Un monde de coiffes

Visite guidée de l’exposition « Un monde en tête » au Musée des Confluences pour les adhérents de l’ACAP le 20 février 2020 par Mme Marie Perrier (Chargée des collections africaines et océaniennes. Chargée de projet d’exposition au Musée des Confluences).

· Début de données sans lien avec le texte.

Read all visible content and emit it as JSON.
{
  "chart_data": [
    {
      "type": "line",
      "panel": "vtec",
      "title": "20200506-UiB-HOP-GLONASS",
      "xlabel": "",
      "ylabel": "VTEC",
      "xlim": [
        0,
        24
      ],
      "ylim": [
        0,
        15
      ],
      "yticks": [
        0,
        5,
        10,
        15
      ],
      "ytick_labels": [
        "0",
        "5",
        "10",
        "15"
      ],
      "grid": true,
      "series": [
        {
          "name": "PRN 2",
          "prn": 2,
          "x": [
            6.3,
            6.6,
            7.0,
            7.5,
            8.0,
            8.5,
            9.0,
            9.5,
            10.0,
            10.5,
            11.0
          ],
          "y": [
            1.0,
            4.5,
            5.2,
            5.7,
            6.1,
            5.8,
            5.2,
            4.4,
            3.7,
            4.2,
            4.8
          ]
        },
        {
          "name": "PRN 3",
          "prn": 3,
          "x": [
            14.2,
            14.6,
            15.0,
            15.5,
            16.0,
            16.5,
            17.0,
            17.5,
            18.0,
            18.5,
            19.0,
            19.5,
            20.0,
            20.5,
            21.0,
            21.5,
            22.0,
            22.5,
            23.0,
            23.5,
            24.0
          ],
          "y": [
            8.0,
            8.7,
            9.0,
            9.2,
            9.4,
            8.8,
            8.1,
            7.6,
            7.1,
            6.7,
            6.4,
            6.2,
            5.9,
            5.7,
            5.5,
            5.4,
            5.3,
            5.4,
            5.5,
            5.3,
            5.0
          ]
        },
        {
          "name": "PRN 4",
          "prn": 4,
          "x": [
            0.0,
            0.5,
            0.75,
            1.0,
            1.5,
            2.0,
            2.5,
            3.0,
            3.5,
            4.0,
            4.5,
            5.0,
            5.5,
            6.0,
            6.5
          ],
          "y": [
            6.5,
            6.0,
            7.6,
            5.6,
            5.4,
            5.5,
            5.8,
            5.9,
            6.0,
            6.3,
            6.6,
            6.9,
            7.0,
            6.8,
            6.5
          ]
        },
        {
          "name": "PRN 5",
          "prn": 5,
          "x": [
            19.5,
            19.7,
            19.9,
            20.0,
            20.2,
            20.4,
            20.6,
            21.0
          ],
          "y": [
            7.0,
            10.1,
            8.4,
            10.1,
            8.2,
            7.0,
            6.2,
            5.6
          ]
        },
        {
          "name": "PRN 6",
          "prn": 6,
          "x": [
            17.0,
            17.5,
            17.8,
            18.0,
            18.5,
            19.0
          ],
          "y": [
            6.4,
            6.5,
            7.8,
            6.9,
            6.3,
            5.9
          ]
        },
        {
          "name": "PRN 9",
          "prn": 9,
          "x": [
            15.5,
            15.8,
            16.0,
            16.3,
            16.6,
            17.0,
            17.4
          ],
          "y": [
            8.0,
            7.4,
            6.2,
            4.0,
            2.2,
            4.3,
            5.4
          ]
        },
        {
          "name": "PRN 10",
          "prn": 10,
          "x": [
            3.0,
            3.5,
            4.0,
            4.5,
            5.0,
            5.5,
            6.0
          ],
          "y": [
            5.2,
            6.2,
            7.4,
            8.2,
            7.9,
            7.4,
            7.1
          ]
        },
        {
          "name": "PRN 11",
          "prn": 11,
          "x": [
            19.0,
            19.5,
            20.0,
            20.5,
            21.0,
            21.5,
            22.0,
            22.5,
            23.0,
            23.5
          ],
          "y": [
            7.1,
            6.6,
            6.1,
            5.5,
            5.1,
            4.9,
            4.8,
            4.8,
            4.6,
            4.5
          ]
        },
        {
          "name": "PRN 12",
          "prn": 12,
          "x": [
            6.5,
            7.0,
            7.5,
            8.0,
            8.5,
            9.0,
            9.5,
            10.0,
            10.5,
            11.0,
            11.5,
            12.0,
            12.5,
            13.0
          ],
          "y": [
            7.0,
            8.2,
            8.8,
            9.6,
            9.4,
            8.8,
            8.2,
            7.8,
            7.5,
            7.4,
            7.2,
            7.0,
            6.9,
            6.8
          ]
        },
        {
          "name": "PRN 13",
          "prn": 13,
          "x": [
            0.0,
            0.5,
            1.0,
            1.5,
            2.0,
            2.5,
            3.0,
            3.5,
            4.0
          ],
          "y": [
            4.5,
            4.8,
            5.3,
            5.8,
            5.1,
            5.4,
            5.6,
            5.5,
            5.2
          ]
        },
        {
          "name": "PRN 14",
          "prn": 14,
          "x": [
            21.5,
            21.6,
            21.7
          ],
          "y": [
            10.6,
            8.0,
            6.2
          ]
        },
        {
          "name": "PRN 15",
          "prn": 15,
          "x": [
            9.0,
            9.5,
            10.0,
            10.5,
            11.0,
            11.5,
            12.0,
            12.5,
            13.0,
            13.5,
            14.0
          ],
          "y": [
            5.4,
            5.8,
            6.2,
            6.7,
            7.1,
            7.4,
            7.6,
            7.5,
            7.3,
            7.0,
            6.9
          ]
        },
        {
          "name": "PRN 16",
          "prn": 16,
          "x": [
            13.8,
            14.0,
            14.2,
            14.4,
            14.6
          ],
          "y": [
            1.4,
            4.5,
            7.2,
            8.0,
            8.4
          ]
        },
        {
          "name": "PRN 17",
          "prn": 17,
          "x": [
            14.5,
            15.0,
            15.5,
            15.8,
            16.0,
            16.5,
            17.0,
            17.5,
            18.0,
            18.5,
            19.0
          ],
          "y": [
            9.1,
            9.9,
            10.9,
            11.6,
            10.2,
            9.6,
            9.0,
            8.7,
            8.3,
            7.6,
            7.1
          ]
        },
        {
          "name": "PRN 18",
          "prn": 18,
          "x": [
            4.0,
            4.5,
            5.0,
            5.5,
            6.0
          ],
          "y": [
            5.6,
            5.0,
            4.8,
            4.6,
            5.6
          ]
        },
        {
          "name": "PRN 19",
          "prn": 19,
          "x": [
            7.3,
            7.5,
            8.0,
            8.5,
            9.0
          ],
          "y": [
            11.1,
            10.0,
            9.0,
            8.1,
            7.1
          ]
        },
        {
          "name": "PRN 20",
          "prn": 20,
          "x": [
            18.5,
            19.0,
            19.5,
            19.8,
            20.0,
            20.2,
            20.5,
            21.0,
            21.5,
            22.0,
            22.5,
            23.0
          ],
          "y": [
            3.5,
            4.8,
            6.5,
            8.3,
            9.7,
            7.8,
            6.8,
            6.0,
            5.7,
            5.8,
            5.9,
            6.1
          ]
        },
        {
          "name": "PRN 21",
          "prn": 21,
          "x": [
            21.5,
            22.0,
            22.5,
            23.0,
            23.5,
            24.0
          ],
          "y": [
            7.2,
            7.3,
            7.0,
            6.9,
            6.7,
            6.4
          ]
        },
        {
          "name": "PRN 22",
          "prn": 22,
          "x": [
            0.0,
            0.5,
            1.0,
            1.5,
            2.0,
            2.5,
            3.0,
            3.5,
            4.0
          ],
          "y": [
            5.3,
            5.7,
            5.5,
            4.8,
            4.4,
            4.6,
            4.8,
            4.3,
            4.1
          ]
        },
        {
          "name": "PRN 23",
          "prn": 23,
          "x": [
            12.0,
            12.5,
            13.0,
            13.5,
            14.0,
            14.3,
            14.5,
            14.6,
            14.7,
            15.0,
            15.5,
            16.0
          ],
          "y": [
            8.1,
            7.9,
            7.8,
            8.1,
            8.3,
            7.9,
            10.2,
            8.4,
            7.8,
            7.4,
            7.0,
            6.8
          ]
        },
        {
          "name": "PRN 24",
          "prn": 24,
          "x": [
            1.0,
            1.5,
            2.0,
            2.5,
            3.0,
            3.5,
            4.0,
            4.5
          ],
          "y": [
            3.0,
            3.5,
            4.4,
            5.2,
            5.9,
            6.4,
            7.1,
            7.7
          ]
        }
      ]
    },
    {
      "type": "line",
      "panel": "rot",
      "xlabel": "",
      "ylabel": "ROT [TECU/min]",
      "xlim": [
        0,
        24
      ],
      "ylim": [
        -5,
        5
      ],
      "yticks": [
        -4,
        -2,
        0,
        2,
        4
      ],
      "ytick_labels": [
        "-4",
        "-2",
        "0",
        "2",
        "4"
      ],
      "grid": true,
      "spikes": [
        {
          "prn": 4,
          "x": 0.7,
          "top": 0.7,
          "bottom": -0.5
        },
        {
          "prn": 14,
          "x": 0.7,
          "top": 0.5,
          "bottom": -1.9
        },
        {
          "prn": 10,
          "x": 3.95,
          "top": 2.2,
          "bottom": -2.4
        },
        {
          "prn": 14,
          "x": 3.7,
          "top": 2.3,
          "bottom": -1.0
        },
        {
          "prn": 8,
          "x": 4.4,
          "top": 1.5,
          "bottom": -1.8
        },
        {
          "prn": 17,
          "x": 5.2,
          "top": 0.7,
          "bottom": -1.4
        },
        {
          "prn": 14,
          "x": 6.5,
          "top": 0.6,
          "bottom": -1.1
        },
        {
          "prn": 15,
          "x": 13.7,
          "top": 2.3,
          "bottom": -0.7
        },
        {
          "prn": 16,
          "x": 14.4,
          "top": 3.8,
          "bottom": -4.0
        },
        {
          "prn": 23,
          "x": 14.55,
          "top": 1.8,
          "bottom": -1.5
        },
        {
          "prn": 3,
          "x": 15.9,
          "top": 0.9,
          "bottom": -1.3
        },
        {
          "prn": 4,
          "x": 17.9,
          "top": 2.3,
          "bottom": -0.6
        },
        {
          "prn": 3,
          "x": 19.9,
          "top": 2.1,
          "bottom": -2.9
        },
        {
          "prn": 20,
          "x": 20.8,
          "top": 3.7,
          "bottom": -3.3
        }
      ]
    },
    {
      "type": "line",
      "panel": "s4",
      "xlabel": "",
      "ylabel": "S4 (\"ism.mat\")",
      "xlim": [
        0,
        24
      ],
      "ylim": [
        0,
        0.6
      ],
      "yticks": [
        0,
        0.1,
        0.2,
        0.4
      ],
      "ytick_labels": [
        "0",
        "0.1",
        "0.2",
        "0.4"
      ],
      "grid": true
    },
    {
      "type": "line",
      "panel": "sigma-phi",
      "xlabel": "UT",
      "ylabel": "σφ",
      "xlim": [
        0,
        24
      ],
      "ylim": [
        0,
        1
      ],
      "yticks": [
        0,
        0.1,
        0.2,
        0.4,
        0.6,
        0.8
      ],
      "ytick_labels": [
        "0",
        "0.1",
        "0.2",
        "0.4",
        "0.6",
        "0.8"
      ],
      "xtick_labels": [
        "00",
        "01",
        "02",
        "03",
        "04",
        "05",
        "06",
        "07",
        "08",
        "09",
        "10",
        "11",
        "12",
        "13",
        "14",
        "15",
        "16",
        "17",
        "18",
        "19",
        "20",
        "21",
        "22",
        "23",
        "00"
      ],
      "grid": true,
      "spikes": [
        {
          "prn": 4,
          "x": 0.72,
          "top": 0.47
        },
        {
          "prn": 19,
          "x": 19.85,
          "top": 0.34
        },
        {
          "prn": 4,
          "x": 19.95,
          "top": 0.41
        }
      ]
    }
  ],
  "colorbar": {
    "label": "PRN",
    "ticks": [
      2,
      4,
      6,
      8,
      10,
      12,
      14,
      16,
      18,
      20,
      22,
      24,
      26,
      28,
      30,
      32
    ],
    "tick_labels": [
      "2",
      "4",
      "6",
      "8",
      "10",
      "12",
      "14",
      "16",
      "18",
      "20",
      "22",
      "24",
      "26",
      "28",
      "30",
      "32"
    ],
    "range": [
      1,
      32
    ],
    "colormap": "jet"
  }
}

Coiffe d’homme, emedot ou etimat, Afrique, nord-est de l’Ouganda

Antoine de Galbert, collectionneur d’art et fondateur de la galerie parisienne La Maison Rouge, un haut lieu de l’art contemporain de 2004 à 2018, fit don en 2017 de l’ensemble de sa collection de coiffes et costumes extra-européens (545 pièces) au musée des Confluences.

Après presque deux années de travail des restaurateurs, chercheurs, experts, conservateurs et autres, l’exposition « Le monde en tête, la donation Antoine de Galbert », nous montre la diversité, l’ingéniosité et le savoir-faire des hommes pour se couvrir la tête, se protéger, s’identifier, marquer son rang social, valoriser sa bravoure, interpeller un esprit ou tout simplement se parer.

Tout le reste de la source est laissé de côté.